Additionally, the methods may be implemented by instructions being performed by a processor, and such instructions (and/or data values produced by an implementation) may be stored on a processor-readable medium such as, for example, an integrated circuit, a software carrier or other storage device such as, for example, a hard disk, a compact diskette (“CD”), an optical disc (such as, for example, a DVD, often referred to as a digital versatile disc or a digital video disc), a random access memory (“RAM”), or a read-only memory (“ROM”). The instructions may form an application program tangibly embodied on a processor-readable medium. Instructions may be, for example, in hardware, firmware, software, or a combination. Instructions may be found in, for example, an operating system, a separate application, or a combination of the two. A processor may be characterized, therefore, as, for example, both a device configured to carry out a process and a device that includes a processor- readable medium (such as a storage device) having instructions for carrying out a process. Further, a processor-readable medium may store, in addition to or in lieu of instructions, data values produced by an implementation.
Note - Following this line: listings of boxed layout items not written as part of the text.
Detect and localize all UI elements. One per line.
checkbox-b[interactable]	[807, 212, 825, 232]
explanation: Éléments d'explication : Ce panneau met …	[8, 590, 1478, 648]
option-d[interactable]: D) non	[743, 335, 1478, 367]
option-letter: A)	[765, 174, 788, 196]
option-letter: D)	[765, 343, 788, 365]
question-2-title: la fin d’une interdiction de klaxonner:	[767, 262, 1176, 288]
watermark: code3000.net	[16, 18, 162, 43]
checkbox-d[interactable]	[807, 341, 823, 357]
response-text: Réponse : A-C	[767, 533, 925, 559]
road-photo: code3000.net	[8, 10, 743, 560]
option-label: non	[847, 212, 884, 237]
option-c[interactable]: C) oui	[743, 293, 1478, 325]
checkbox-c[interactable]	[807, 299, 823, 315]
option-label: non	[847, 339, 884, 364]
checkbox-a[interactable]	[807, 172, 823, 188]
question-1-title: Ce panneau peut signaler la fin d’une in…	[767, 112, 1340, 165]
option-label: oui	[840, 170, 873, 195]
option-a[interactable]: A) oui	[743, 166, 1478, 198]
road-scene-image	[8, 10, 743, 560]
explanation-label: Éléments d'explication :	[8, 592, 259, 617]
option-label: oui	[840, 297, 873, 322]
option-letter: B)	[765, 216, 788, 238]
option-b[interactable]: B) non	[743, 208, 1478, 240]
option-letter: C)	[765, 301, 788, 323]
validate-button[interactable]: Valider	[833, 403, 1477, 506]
As will be evident to one of skill in the art, implementations may produce a variety of signals formatted to carry information that may be, for example, stored or transmitted. The information may include, for example, instructions for performing a method, or data produced by one of the described implementations. For example, a signal may be formatted to carry as data the rules for writing or reading the syntax of a described embodiment, or to carry as data the actual syntax-values written by a described embodiment. Such a signal may be formatted, for example, as an electromagnetic wave (for example, using a radio frequency portion of spectrum) or as a baseband signal. The formatting may include, for example, encoding a data stream and modulating a carrier with the encoded data stream. The information that the signal carries may be, for example, analog or digital information. The signal may be transmitted over a variety of different wired or wireless links, as is known. The signal may be stored on a processor-readable medium.

A number of implementations have been described. Nevertheless, it will be understood that various modifications may be made. For example, elements of different implementations may be combined, supplemented, modified, or removed to produce other implementations. Additionally, one of ordinary skill will understand that other structures and processes may be substituted for those disclosed and the resulting implementations will perform at least substantially the same function(s), in at least substantially the same way(s), to achieve at least substantially the same result(s) as the implementations disclosed. Accordingly, these and other implementations are contemplated by this application.